Mengingat kalimat tsundere itu, Akashi tersenyum tipis. Kalau diingat, sudah lama ia tak makan disini. "Kenapa senyum-senyum sendiri?"
Menyadari apa yang ia lakukan, Akashi memalingkan muka. "Bu-bukan apa-apa." Mayuzumi hanya melirik acuh, lalu kembali berkutat dengan ponselnya.
.
.
.
.
.
.
"Tuh, ada photobox. Mau coba?" tangan pemuda abu itu menunjuk sebuah kotak besar di seberang MajiBa. 'Ah, mungkin hanya kebetulan...' pikir sang emperor. "Aku tidak suka berfoto."
Lagi-lagi, Mayuzumi hanya melirik sekilas. "Baiklah. Kalau begitu, temani aku ke pusat perbelanjaan. Aku mau beli sesuatu." Akashi memandang terkejut. "Sejak kapan kau suka shopping?"

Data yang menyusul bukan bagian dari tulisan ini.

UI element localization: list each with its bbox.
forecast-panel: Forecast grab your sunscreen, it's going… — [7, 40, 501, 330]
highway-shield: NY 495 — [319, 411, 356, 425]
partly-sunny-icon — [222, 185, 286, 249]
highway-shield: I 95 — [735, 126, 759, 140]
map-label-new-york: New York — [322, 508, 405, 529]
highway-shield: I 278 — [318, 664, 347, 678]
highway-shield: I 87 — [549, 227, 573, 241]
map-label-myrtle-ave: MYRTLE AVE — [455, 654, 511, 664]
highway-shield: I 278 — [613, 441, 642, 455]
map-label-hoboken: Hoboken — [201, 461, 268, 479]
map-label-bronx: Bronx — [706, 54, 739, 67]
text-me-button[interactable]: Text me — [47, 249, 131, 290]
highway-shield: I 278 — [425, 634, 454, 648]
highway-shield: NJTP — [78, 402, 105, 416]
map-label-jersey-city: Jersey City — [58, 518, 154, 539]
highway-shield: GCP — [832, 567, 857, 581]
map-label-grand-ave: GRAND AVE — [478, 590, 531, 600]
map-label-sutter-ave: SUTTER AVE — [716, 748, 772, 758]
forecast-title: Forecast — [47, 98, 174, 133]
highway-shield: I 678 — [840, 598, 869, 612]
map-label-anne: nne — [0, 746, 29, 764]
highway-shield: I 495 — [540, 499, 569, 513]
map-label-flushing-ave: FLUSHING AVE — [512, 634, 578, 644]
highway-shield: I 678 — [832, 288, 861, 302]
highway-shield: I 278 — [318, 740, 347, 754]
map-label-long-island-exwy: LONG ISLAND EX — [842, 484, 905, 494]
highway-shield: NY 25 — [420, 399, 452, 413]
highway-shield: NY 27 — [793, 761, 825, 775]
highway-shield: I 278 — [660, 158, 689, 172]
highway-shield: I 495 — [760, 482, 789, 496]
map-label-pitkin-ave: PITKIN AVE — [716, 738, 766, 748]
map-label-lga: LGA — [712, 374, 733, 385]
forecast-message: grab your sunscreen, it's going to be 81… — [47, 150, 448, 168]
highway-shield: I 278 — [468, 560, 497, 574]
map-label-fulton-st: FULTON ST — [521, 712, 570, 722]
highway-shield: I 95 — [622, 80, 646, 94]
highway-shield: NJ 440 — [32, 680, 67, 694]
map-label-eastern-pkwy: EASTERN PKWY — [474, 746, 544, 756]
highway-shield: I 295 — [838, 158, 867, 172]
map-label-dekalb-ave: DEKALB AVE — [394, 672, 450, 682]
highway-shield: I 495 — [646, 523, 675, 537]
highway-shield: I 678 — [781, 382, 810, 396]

"Urusai. Ikut saja kataku." Mayuzumi menggandeng tangan adik kelas –kesayangannya- ke tempat yang ia tuju. Akashi pikir, pemuda abu ini sangat unik. Ia terkadang berani melawan, bahkan memerintah balik pada Akashi. Meski begitu, Mayuzumi masih tetap menghormatinya sebagai kapten tim basket. Ia juga memperlakukan si surai crimson selayaknya seorang sahabat dekat.
Sahabat dekat?
Ingatkan pemilik manik hetero itu untuk membuang memorinya jauh-jauh. 'Tidak, mereka sudah tidak disini.'
"Ja-jangan dekatkan hewan itu padaku-nanodayo!"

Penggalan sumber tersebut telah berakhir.